Across the street is a partially run down home, with the front screen door off its hinges, peeling paint all around the house, and a partially collapsed garage door. This is the site you see outside your front window every day. What you also see are the kids that leave for school every morning from that house and it makes you wonder how that family is able to tolerate the conditions they are living in. Selfishly, you also wonder about your own home’s value being that close to this deteriorating rental home.
The Inner-Ring Rental Home Kingdom
The physical conditions of rental homes, of the single family or duplex variety, are a major concern for citizens in both inner-city and inner-suburb. Recently in the city of Warren, MI, which borders Detroit to the north, an initiative has begun to get more owners of rental homes to register their properties with the city. The fees involved with registering are a revenue generator for the city for sure, but the process ultimately results in city inspections that ensure the house is up to code. Also involved in the process is obtaining up-to-date records of where the property owner lives. Warren is an inner ring suburb, and as per usual of such cities is a housing stock that is smaller post-war homes that have now become ideal rental properties as compared to owner-occupied units. Warren is reacting to a growing presence of slumlords that in turn are adding to the amount of dilapidated homes.
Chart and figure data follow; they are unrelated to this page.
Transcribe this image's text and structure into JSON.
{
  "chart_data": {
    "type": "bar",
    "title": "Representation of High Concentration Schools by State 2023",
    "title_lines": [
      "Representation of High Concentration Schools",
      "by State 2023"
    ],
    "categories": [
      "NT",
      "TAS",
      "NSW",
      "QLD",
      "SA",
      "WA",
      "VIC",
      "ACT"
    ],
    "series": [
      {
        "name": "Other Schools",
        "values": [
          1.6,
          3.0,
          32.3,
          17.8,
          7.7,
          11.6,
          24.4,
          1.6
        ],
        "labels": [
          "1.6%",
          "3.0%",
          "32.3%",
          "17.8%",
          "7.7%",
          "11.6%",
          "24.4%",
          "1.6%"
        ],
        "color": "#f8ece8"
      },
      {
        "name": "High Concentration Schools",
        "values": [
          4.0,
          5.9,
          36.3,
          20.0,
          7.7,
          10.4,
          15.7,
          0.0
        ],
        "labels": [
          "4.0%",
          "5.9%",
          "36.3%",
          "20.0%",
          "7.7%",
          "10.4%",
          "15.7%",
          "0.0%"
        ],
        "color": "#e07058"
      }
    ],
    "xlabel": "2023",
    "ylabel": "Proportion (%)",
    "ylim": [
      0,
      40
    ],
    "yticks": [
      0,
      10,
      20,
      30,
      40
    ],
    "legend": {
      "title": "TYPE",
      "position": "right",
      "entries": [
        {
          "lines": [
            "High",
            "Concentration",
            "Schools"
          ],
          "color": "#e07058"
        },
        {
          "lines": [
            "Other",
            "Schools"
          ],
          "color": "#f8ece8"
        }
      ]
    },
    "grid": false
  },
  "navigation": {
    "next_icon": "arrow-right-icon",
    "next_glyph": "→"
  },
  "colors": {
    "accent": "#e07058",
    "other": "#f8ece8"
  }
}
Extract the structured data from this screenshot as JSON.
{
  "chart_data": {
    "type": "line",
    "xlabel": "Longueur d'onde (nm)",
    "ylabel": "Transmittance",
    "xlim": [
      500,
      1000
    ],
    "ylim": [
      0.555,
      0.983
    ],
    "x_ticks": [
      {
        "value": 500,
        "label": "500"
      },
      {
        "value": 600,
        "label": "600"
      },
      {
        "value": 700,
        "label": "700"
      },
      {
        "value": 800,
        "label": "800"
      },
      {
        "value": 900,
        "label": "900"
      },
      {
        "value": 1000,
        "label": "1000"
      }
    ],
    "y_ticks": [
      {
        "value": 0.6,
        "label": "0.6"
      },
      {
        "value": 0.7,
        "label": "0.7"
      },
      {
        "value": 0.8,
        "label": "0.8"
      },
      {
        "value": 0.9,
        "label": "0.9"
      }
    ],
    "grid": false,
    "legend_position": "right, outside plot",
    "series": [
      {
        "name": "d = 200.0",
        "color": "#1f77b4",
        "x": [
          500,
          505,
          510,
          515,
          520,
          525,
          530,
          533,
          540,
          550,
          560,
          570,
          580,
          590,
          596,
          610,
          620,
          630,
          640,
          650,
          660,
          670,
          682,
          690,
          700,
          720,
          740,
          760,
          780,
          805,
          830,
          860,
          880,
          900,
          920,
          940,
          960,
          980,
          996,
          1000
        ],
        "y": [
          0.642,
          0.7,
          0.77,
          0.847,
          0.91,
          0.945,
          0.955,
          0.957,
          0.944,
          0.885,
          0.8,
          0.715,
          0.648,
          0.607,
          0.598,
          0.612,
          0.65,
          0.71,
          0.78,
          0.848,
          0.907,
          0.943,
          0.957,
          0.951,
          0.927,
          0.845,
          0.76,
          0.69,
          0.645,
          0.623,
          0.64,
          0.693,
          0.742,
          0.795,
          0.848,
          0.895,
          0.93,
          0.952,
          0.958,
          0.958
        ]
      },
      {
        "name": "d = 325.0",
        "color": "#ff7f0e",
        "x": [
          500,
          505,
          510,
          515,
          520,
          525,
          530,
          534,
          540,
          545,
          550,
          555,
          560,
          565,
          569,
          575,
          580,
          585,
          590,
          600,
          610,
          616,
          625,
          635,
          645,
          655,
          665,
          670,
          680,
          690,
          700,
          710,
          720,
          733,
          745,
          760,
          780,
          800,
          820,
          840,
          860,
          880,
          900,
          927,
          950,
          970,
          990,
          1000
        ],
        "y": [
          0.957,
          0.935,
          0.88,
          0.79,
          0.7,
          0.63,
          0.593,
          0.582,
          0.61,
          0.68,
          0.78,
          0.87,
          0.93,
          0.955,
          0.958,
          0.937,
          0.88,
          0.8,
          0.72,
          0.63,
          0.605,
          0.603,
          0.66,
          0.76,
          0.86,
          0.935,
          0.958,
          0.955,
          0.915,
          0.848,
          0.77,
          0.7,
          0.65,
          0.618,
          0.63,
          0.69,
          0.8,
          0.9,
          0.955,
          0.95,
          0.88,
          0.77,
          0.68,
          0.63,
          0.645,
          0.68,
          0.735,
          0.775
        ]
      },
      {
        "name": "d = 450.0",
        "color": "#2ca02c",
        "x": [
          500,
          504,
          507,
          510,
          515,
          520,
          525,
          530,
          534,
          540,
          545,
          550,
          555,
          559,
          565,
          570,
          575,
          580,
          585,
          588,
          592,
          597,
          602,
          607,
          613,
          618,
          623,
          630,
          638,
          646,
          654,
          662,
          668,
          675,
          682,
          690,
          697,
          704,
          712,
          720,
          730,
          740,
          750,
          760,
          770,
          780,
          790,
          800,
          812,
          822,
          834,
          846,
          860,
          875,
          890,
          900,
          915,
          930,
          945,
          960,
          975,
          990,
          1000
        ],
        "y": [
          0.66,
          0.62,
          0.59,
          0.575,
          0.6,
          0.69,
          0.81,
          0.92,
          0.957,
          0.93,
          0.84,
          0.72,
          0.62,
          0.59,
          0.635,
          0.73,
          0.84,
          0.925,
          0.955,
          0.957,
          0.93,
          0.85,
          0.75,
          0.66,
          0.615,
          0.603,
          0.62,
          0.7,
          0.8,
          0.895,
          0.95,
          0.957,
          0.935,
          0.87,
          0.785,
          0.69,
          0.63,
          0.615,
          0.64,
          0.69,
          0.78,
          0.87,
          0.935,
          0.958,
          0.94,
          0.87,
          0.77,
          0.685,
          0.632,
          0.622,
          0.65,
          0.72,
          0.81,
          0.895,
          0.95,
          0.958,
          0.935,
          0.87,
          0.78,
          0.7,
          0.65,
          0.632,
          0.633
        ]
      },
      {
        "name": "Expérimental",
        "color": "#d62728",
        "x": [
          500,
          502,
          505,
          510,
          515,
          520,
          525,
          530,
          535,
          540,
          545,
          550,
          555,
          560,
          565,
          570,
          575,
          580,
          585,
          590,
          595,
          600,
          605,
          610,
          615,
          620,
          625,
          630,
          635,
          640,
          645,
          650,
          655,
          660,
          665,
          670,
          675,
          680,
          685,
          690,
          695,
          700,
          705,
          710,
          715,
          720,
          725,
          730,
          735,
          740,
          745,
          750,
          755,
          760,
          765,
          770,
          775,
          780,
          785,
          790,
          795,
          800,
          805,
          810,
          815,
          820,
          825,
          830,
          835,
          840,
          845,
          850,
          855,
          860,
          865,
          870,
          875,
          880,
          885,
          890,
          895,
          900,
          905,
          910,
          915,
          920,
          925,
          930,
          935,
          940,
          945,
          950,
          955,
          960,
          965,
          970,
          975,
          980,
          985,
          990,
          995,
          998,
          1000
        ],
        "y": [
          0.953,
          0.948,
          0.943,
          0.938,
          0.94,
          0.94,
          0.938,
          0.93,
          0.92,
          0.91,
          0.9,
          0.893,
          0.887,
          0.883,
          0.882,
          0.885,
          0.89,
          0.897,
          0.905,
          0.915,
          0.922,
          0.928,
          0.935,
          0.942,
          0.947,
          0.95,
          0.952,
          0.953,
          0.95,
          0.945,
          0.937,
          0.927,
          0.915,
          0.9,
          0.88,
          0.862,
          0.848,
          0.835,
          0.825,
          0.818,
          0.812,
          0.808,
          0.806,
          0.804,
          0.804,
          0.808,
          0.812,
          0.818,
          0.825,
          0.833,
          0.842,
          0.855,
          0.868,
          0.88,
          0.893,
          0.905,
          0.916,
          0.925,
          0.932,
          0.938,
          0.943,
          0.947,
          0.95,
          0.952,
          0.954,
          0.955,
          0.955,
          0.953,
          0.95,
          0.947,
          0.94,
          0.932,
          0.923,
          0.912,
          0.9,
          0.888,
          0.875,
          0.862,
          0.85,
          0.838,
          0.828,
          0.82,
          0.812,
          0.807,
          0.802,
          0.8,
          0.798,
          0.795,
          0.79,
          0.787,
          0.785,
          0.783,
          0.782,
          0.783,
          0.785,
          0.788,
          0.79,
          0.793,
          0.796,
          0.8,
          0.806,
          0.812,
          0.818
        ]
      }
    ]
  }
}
Warren and other suburban municipalities have to confront the sorts of rental issues that the central cities have dealt with for quite some time, albeit without the same density of units and perhaps more importantly without the intentionality of having these rental units in the first place. Bernadette Hanlon’s 2010 book Once the American dream: inner-ring suburbs of the metropolitan United States talks much about the reasons why inner-ring suburbs face the challenges they presently do. Hanlon points out that the modern-day home is indeed “more than twice the size of the average house built in 1950” (P.47). These homes were, however, single-family homes, and intentionally so. With the change in American preference for larger home size the inner-ring suburb has become ideal for rental homes because of their physical characteristics. Ironically enough, some of the owners of these homes often live in the exurb inside the larger, newer home, and may consider the old neighborhood in a less desirable light in comparison to their McMansion paradise.
On the Ground and from Within
Warren’s reaction is but one source of a stance against the creation of the inner-ring slumlord, but what other examples exist that can assist in stabilizing these rental communities? An active citizenry of the rental community is certainly one route, demonstrated by the Baltimore, Maryland group Baltimore Slumlord Watch. Concerned citizens in this group do what the internet is good at, publicly posting something that was once thought of as hidden. Making transparent who the owner is of a particular run down property is not entirely flattering for said owner and hopefully leads to public action against such properties.
In a proactive example, rental owners can come together to help each other out and provide a vehicle for dialogue with the citizenry. The Winnipeg Rental Property Owners Association states the issue at hand rather bluntly:
“We know that there is little public sympathy toward landlords, and the term ‘landlord’ often has negative connotations. We are seen as greedy, uncaring and heartless individuals who get rich by taking advantage of poor families, and contribute to the decline of the inner city through neglect of our properties.”
With that sort of self-characterization follows the goal of such a group:
“We intend to change the way the public perceives landlords, by educating and informing them of the vital contributions we make toward inner-city housing, as responsible rental property owners. We will demonstrate how much better that housing could be, with the right supports and policies in place, and a collaborative effort with our three levels of government.”
A Place to Rent
If cities like Warren want to move forward on the rental housing issue, they must do so with the help of both sides of the issue. Perhaps a neighborhood watch as intense as the Baltimore Slumlord Watch may not occur in this inner-ring setting. But the single concerned citizen about a certain property’s condition must be heard, and perhaps community leaders will form out of this process. That rental property owners may band together on their own to fight for their collective reputations may not happen any time soon either, but perhaps the city could facilitate gatherings for such owners to come together and to discuss between owners their collective concerns and challenges. Who knows, that process may even be bringing old neighbors back together who once lived down the street from each other.